Ministério da Saúde Reprova Parceria com a Takeda
O Ministério da Saúde não concedeu a autorização para que a Fundação Oswaldo Cruz (Fiocruz) estabelecesse uma Parceria de Desenvolvimento Produtivo (PDP) com a farmacêutica Takeda, visando à fabricação da vacina contra a dengue no Brasil. Com a parceria, a expectativa era de que a vacina, que é aplicada em duas doses, pudesse ser produzida nas instalações da Fiocruz, acelerando o processo de importação do imunizante, assim que a capacidade de produção fosse instalada.
Em comunicado ao GLOBO, o Ministério esclareceu que a proposta apresentada pela Takeda e Bio-Manguinhos (Fiocruz) “não atendeu a requisitos mínimos para participação no Programa”. O ministério destacou que a proposta não garantia acesso integral ao conhecimento necessário para a produção do Insumo Farmacêutico Ativo (IFA), um dos principais pilares do programa do Governo Federal para fomento à produção nacional de vacinas.
A Fiocruz, em resposta, afirmou que a produção da vacina Qdenga demandava o uso de plataformas tecnológicas que atualmente são utilizadas para a fabricação de outras vacinas. A fundação reconheceu que suas instalações não seriam suficientes para viabilizar a produção completa do IFA, limitando a fabricação do imunizante a um cenário não ideal.
Implicações da Reprovação
Com essa devolutiva do Ministério da Saúde, a Fiocruz não pretende solicitar novamente a autorização para produzir a vacina da Takeda, o que inviabiliza a fabricação do imunizante em território nacional. Essa decisão gera um impacto significativo no acesso da população à vacina, especialmente considerando a preocupação crescente com os casos de dengue no Brasil.
A Takeda, por sua vez, se manifestou em nota, afirmando que estava “preparada e disposta” para concretizar a parceria com a Fiocruz. A farmacêutica deixou claro que permanece aberta ao diálogo com o Ministério da Saúde e o Governo Federal, com o objetivo de contribuir para soluções que ampliem o acesso à vacina e fortaleçam a capacidade de imunização do país.

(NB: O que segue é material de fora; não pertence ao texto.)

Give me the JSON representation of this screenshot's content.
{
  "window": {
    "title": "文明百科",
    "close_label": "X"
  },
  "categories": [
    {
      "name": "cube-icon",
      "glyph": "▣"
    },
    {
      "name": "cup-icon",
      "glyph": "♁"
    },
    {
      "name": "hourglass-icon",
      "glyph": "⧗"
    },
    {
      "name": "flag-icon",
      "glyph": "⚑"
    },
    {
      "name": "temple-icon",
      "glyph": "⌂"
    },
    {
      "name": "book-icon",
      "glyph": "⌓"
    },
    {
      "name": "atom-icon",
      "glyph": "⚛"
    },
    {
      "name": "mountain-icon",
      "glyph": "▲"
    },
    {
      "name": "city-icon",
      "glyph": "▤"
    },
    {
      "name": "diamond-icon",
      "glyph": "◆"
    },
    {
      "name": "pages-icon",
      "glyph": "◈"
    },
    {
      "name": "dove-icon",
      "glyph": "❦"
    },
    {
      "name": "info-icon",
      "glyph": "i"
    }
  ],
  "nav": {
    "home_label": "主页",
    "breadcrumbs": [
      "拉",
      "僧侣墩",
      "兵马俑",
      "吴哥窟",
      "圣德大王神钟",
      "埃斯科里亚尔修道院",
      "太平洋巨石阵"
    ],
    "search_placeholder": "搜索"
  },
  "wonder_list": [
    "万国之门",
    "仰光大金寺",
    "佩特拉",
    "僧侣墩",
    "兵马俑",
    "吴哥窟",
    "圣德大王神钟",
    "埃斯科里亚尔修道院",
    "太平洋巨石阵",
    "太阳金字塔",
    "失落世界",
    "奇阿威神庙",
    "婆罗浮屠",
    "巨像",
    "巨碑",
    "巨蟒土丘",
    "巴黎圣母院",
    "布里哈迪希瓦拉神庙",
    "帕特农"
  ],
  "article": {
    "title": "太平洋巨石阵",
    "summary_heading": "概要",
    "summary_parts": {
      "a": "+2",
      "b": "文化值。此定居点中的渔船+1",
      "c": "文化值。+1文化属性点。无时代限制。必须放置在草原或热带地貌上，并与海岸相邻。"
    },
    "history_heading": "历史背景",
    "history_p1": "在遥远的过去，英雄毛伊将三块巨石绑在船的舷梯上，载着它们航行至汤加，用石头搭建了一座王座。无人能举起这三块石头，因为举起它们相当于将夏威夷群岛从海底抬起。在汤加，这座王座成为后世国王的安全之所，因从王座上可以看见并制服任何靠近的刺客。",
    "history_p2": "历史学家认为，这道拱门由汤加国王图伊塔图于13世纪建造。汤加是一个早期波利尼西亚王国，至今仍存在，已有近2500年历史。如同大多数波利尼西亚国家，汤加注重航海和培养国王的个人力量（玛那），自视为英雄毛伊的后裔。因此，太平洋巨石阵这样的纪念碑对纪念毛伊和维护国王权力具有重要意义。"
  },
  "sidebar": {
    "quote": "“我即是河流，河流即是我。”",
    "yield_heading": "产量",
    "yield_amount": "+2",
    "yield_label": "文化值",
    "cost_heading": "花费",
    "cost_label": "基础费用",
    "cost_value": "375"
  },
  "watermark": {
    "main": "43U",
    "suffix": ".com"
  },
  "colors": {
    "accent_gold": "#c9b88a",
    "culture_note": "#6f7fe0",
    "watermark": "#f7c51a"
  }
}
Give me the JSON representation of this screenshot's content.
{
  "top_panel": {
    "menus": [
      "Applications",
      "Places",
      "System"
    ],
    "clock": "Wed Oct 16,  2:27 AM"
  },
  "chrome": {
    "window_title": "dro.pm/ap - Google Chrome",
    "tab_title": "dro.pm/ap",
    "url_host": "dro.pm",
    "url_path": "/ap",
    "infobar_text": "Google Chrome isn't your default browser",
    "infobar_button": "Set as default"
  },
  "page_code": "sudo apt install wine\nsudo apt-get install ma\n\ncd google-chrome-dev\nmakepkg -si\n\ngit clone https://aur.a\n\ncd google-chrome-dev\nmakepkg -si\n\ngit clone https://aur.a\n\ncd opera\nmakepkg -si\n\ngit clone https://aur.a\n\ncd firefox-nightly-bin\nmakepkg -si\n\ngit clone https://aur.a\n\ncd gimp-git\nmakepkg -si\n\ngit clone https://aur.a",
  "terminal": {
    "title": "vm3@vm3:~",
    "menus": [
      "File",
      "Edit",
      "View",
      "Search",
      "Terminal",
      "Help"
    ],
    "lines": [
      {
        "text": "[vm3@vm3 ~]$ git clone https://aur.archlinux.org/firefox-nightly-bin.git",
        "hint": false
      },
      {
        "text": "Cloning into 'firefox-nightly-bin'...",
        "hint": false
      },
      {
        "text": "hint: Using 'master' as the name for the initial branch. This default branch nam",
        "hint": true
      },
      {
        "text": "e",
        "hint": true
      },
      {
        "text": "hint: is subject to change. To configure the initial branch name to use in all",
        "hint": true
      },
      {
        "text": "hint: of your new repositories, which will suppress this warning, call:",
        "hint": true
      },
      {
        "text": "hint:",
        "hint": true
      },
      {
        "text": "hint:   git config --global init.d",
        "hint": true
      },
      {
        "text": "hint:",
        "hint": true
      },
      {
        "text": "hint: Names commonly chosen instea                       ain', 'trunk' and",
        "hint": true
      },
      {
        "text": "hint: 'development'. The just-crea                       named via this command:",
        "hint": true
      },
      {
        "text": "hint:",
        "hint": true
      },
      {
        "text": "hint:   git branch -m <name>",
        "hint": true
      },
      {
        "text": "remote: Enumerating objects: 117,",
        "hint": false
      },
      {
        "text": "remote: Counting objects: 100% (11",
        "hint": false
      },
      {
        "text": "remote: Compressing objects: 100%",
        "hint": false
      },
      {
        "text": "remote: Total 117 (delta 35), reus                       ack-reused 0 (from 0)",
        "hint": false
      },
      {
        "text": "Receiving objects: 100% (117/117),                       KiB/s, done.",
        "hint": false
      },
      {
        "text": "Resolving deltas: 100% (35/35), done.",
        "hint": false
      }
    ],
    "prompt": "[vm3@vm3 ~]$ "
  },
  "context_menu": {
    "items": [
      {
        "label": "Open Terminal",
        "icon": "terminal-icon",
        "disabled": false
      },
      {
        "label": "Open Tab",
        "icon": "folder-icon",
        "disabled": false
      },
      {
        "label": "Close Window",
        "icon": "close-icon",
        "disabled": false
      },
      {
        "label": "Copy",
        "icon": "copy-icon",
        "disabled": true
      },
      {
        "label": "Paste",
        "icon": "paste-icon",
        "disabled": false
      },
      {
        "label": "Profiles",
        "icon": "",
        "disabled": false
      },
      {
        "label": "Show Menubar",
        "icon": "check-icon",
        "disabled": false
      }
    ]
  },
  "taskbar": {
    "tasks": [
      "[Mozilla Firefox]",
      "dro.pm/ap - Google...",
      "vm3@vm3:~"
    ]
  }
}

Vale ressaltar que a vacina Qdenga já está disponível para adolescentes de 10 a 14 anos no Brasil. Em uma entrevista concedida ao GLOBO em dezembro, o presidente da Takeda mencionou que há uma projeção para a entrega de 18 milhões de doses ao Brasil entre 2026 e 2027. O mesmo número foi mencionado anteriormente pelo ministro Alexandre Padilha em coletiva de imprensa realizada em novembro do ano passado.
Desafios na Produção Nacional de Vacinas
A situação atual levanta questionamentos sobre os desafios da produção nacional de vacinas, principalmente em um contexto em que a saúde pública é uma prioridade. O Governo Federal tem investido em parcerias para garantir a autonomia na produção de imunizantes, mas a reprovação do pedido da Fiocruz à Takeda evidencia as dificuldades enfrentadas nesse caminho.
A possibilidade de produzir vacinas no Brasil é vista como uma estratégia essencial para garantir acesso rápido e eficaz à população, além de reduzir a dependência de importações. Contudo, a falta de infraestrutura adequada e a necessidade de investimentos em tecnologias de produção ainda são obstáculos a serem superados. A hipótese de que a Fiocruz não se preparou adequadamente para a produção do IFA destaca a importância de um planejamento mais rigoroso e do reconhecimento de que a produção local requer um compromisso sólido e contínuo.
Com o cenário atual, a busca por alternativas para ampliar o acesso às vacinas e fortalecer a capacidade de imunização no Brasil se torna cada vez mais premente. À medida que as autoridades de saúde exploram novas parcerias e opções para garantir a produção de vacinas, a necessidade de garantir a segurança e eficácia dos imunizantes se mantém como prioridade indiscutível.